Nos tribunais, correm mais de 20 processos movidos por parentes de pessoas atingidas pela explosão. A Itaú Seguradora também pede judicialmente que a companhia do empresário Paulo Cunha ressarça o valor do seguro pago. Entre custos para reerguer a construção e cobrir indenizações, a quantia se aproxima dos R$ 20 milhões. ?O Grupo Ultra tinha a obrigação de saber das irregularidades cometidas na construção e evitar a tragédia?, afirma Maurício Luís Pinheiro Silveira, que representa a seguradora. Os efeitos explosivos do
caso não param por aí. Em junho, pousou sobre a mesa do ministro da Justiça, José Gregori, um dossiê relatando detalhes das
condições em que o sistema de gás foi instalado. São atas de reuniões, propostas, contratos e laudos até então mantidos sob sigilo. O documento, a que a DINHEIRO teve acesso com exclusividade, está sendo avaliado pela Ouvidoria da República
e Corregedoria Geral da União.
A explicação levantada por esses processos pode dar uma guinada no caso. Até hoje, cinco pessoas foram condenadas: dois
executivos do shopping e três representantes da Wisling Gomes Construtora, responsável por parte das instalações de gás.
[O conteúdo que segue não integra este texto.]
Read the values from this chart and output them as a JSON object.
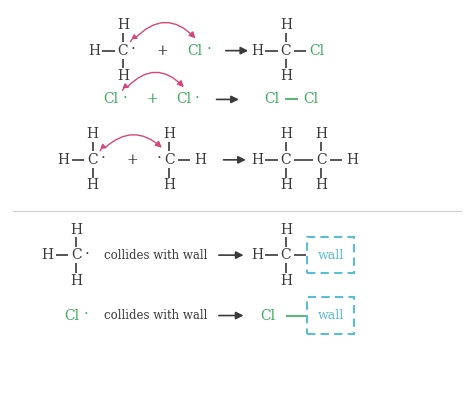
{
  "bg_color": "#ffffff",
  "black": "#3a3a3a",
  "green": "#3aaa5c",
  "pink": "#d4477a",
  "blue": "#5bbcd6",
  "figsize": [
    4.74,
    4.08
  ],
  "dpi": 100,
  "xlim": [
    0,
    10
  ],
  "ylim": [
    0,
    8.6
  ],
  "fs": 10,
  "fs_small": 8.5
}
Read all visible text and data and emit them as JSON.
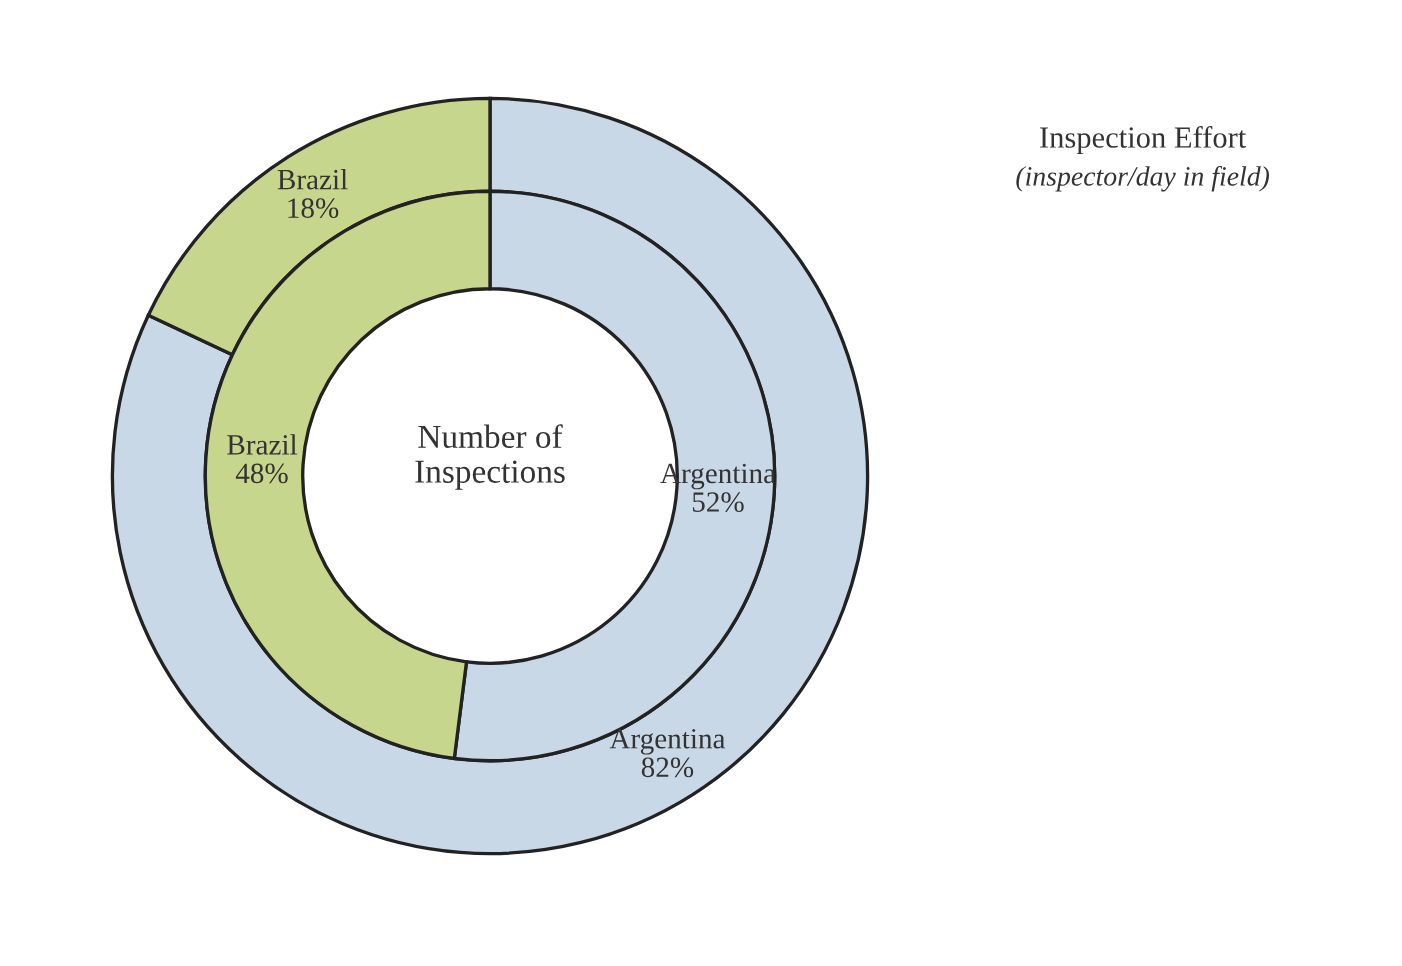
{
  "chart_data": {
    "type": "donut",
    "categories": [
      "Argentina",
      "Brazil"
    ],
    "colors": [
      "#c9d8e6",
      "#c6d68c"
    ],
    "series": [
      {
        "name": "Inspection Effort",
        "values": [
          82,
          18
        ],
        "value_labels": [
          "82%",
          "18%"
        ]
      },
      {
        "name": "Number of\nInspections",
        "values": [
          52,
          48
        ],
        "value_labels": [
          "52%",
          "48%"
        ]
      }
    ],
    "annotations": [
      "(inspector/day in field)"
    ],
    "legend": false
  }
}
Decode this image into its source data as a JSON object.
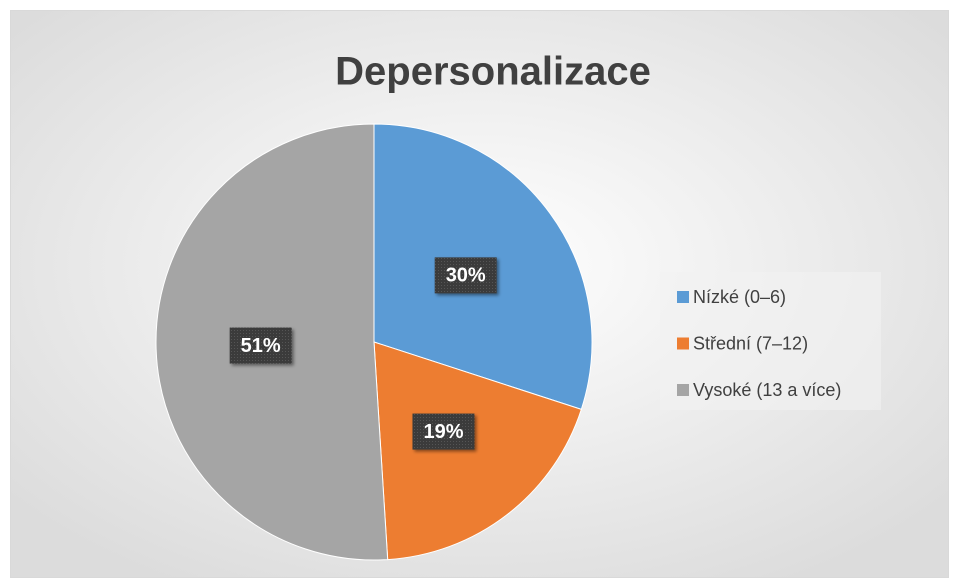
{
  "chart_data": {
    "type": "pie",
    "title": "Depersonalizace",
    "categories": [
      "Nízké (0–6)",
      "Střední (7–12)",
      "Vysoké (13 a více)"
    ],
    "values": [
      30,
      19,
      51
    ],
    "value_labels": [
      "30%",
      "19%",
      "51%"
    ],
    "colors": [
      "#5b9bd5",
      "#ed7d31",
      "#a5a5a5"
    ],
    "legend": "right"
  }
}
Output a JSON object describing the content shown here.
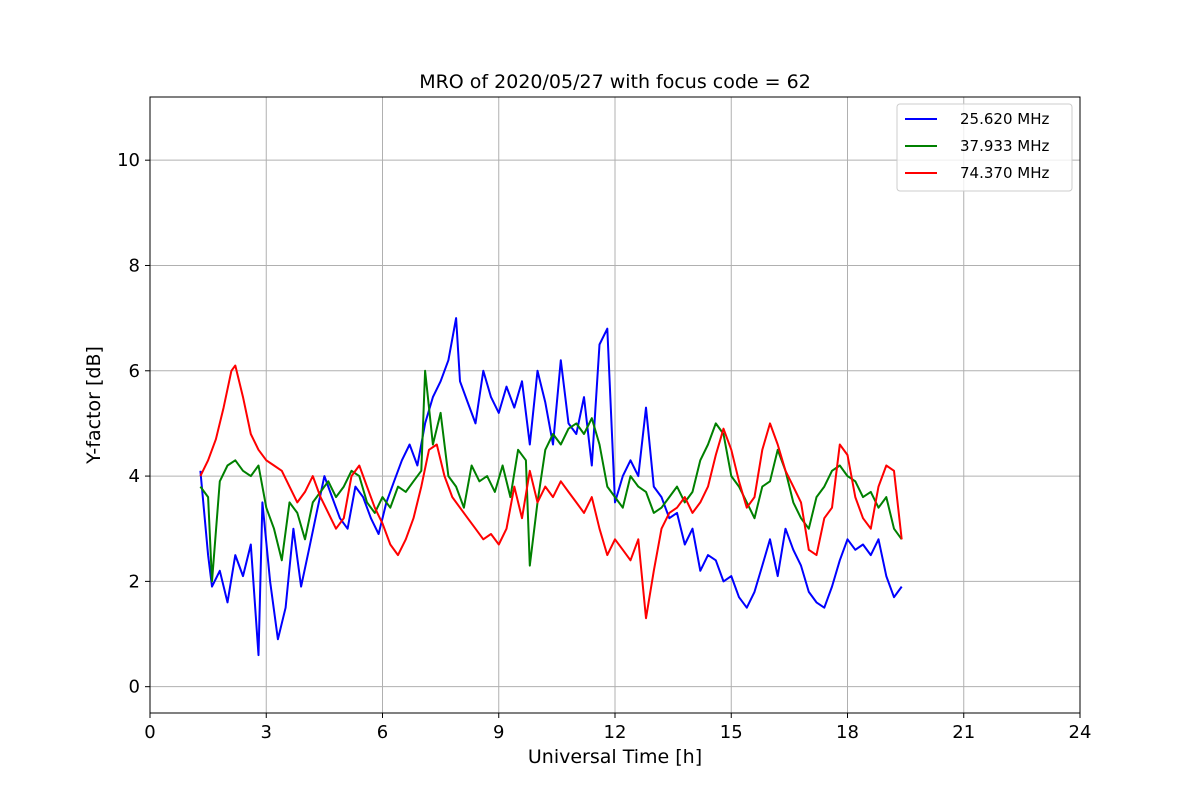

Ficaram de fora a Projeção, autora do projeto; a BRR Gerenciadora, administradora das obras, e principalmente o Ultra, distribuidor
do gás. Eles são os alvos das iniciativas que retomaram o debate sobre o caso. Acusação: foram inúmeras as irregularidades cometidas nas instalações de gás. Todas elas, afirma o dossiê, conhecidas pelos fornecedores.
Para começar, a canalização foi instalada diretamente no subsolo. Boa parte dela ainda acabou fixada diretamente no concreto, sem contar sequer com tubos-luva, usados para evitar o confinamento do fluido em locais não ventilados e permitir que, num caso de vazamento, seja conduzido ao exterior. ?Com essa instalação, fica impossível detectar um vazamento e corrigi-lo?, afirma o técnico de gás Bernardo Roberto de Souza. ?Não daria para tomar qualquer providência preventiva para evitar a explosão?, diz Cláudio Cordeiro, perito do Instituto de Criminalística.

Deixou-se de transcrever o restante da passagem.